The image above shows the rough glomex setup. Each of our teams gets a set of up to four AWS accounts which they use for their environments. The “Team Ops” Accounts have some special IAM roles set up for accessing the other accounts, but is otherwise no different to the development team accounts. Furthermore, we have one master billing account which also serves as the account to keep IAM users. This means that none of our other accounts have any users configured (except for some special 3rd party tools which can’t deal with STS). We enforce two factor authentication and users must then switch to a set of certain preconfigured roles to be able to access any of the other accounts. This way we can easily manage who gets access to which account. The users are kept directly within AWS with no active connection to our user management backend. Instead we sync users from our LDAP to IAM whenever we make changes to a user. So in case our LDAP fails, we can still access AWS. As a last thing, we have another special account which contains all of our CloudTrail logs. This account has very restricted access as it contains sensitive data. For the management of our accounts, we have created an internal tool handling the creation of VPCs, IAM federation, deployment of same basic resources. We are looking very much forward to the GA of AWS Organizations since there is still a lot of manual stuff to do (initial account registration on the AWS website) that we haven’t automated yet.

Pitfalls we discovered

Along the way we found some pitfalls that sometimes were surprising, but eventually we found ways to work around all of them:

  • Tool support for cross-account (STS) is not as good as expected.

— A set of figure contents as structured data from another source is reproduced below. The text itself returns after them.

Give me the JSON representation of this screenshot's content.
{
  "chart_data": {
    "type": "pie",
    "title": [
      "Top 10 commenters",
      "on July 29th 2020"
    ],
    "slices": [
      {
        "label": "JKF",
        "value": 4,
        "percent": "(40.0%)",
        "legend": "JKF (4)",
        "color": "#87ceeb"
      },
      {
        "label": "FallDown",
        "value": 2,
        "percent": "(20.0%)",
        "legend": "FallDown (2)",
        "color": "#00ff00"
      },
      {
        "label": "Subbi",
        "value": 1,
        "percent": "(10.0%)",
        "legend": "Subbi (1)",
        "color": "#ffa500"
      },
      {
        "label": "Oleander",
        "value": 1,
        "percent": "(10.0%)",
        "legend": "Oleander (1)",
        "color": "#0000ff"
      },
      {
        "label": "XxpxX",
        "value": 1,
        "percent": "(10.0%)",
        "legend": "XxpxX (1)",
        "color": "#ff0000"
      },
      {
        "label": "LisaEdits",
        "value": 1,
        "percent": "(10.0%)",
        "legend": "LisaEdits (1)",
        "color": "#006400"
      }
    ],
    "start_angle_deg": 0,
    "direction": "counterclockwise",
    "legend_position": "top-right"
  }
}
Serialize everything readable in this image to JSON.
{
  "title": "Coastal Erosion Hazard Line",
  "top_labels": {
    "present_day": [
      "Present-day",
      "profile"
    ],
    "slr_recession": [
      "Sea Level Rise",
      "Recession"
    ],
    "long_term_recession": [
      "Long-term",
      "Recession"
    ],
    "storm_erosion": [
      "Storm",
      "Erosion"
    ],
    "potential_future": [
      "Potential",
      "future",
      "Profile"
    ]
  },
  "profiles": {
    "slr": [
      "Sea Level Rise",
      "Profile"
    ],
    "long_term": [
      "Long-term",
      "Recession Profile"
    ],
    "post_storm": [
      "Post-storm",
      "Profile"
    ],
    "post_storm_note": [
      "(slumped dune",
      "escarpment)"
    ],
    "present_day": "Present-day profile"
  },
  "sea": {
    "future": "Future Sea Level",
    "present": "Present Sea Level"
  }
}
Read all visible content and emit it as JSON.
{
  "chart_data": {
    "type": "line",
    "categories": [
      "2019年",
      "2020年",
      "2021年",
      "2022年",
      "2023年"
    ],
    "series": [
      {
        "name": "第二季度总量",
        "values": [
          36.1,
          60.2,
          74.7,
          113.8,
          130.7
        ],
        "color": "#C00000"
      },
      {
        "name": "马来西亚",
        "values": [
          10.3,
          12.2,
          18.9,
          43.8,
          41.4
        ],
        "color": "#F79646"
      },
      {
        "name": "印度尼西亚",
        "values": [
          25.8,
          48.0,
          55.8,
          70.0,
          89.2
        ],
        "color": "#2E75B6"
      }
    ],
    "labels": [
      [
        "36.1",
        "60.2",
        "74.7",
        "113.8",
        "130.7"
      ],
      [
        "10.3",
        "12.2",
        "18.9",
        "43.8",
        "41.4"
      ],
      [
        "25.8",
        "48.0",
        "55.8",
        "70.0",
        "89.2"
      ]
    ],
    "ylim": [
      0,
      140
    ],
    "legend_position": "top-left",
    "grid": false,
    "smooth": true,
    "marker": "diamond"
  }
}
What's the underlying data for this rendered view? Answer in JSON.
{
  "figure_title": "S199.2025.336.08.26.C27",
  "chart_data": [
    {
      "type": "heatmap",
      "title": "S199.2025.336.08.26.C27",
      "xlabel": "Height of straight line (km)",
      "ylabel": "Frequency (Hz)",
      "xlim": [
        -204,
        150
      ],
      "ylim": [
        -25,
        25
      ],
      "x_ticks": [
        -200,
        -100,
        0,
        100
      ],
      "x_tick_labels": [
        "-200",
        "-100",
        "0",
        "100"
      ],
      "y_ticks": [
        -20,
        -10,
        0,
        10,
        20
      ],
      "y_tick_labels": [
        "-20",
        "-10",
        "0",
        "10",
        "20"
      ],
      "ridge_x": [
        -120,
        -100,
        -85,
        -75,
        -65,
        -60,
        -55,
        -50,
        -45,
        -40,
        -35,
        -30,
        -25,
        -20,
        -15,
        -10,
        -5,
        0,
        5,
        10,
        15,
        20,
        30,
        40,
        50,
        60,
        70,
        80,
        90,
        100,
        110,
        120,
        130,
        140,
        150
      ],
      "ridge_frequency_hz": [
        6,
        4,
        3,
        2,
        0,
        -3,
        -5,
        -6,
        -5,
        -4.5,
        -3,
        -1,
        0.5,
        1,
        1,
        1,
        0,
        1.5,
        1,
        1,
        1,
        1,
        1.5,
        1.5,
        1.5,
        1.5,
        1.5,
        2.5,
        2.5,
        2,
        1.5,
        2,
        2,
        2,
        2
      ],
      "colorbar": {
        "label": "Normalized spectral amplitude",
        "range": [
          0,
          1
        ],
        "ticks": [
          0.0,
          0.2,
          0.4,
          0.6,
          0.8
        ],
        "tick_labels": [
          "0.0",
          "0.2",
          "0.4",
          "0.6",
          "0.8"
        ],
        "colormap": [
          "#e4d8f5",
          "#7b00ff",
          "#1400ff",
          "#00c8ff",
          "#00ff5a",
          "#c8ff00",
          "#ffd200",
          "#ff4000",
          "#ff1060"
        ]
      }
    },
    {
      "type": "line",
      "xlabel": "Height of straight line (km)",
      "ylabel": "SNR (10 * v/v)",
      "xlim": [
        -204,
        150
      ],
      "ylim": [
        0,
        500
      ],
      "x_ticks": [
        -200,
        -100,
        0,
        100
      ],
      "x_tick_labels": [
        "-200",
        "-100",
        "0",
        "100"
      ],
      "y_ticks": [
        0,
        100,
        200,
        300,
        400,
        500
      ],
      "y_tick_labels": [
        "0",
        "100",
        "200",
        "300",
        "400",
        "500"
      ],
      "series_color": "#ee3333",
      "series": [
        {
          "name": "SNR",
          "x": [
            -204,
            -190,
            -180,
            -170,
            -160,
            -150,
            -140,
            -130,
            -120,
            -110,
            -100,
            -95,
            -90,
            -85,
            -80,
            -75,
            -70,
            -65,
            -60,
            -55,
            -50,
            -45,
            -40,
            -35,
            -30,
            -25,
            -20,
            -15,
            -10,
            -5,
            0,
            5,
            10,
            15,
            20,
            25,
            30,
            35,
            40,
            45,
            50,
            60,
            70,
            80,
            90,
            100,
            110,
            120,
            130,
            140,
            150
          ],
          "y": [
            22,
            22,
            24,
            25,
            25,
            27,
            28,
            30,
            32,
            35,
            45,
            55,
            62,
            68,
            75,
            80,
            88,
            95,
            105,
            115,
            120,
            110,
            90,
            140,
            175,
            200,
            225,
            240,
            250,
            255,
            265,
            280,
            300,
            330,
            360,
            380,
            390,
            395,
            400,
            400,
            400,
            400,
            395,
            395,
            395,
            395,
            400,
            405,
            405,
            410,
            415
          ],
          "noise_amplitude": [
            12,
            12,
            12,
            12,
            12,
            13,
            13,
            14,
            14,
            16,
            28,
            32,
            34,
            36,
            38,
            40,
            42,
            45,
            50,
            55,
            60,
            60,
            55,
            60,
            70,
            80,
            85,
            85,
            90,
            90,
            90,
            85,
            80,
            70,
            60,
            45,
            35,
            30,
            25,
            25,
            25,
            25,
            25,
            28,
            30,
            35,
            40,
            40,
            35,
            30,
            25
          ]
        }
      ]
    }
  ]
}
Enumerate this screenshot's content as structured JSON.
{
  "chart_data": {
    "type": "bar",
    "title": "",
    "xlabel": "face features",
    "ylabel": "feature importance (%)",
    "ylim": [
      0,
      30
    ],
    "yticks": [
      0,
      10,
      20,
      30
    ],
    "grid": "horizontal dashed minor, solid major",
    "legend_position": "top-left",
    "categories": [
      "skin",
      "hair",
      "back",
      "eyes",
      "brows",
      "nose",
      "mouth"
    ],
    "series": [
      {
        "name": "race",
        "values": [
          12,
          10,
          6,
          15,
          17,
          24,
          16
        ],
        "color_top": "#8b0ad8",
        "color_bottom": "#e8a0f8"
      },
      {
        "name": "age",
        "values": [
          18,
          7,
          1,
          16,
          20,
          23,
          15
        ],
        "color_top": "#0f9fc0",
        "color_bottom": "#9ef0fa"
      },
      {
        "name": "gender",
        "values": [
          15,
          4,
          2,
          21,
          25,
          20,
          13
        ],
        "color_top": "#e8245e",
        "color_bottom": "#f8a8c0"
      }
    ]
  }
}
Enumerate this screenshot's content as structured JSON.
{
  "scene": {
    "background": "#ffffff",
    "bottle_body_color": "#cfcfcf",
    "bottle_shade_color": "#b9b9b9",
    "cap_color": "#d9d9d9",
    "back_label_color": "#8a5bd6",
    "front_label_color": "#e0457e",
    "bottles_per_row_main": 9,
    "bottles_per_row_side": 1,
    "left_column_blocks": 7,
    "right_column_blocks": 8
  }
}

Since the various AWS SDKs usually handle authentication and authorization we were sometimes surprised that some tools explicitly wouldn’t understand STS credentials:
    • S3cmd
    • Serverless framework (at least in the beginning of 2016, we since have abandoned using it)
    • Kinesis agent (has been fixed)
  • AWS support for cross-account resource access is underwhelming:
    • API gateway is always public
    • VPC security groups cannot be used across accounts
    • S3 bucket permissions between more than 2 accounts are a mess
    • Complex trust relationships between accounts needed
  • Complex networking setup: We have decided against peering for all accounts but still do peer to some accounts
  • Hard to get a good overview over all accounts with AWS tools:
    • Billing works fairly well with Cost Explorer
    • Metrics are best used with a 3rd party tool, we use DataDog
    • Config Rules are too expensive
  • Costs do multiply
    • Config Rules
    • Support costs
    • VPN connections
  • User support and education is more demanding
    • User federation / STS hard to grasp for sporadic users

Tools we used

As there is surprisingly little tooling out there to support such setups we have created some custom tools which we are in the progress of being made open source:

  • LDAP – IAM sync
  • LDAP SSH key user management for EC2 instances
  • Account / environment detection for services as a safety net
  • Base setup tool
  • Custom deployment tools (CloudFormation, Lambda, CodeDeploy, API Gateway)
  • Account creation automation

To sum it all up we can say that from our experience the invest in this kind of account structure has already paid off. We had numerous occasions were somebody would have killed a production setup if it had been in the same account (deleting the wrong resources, eating up various AWS limits, etc). With AWS organizations, it should also become much easier to get rid of the cumbersome part of initial account creation – for us, that would mean that we will have even more accounts in the future.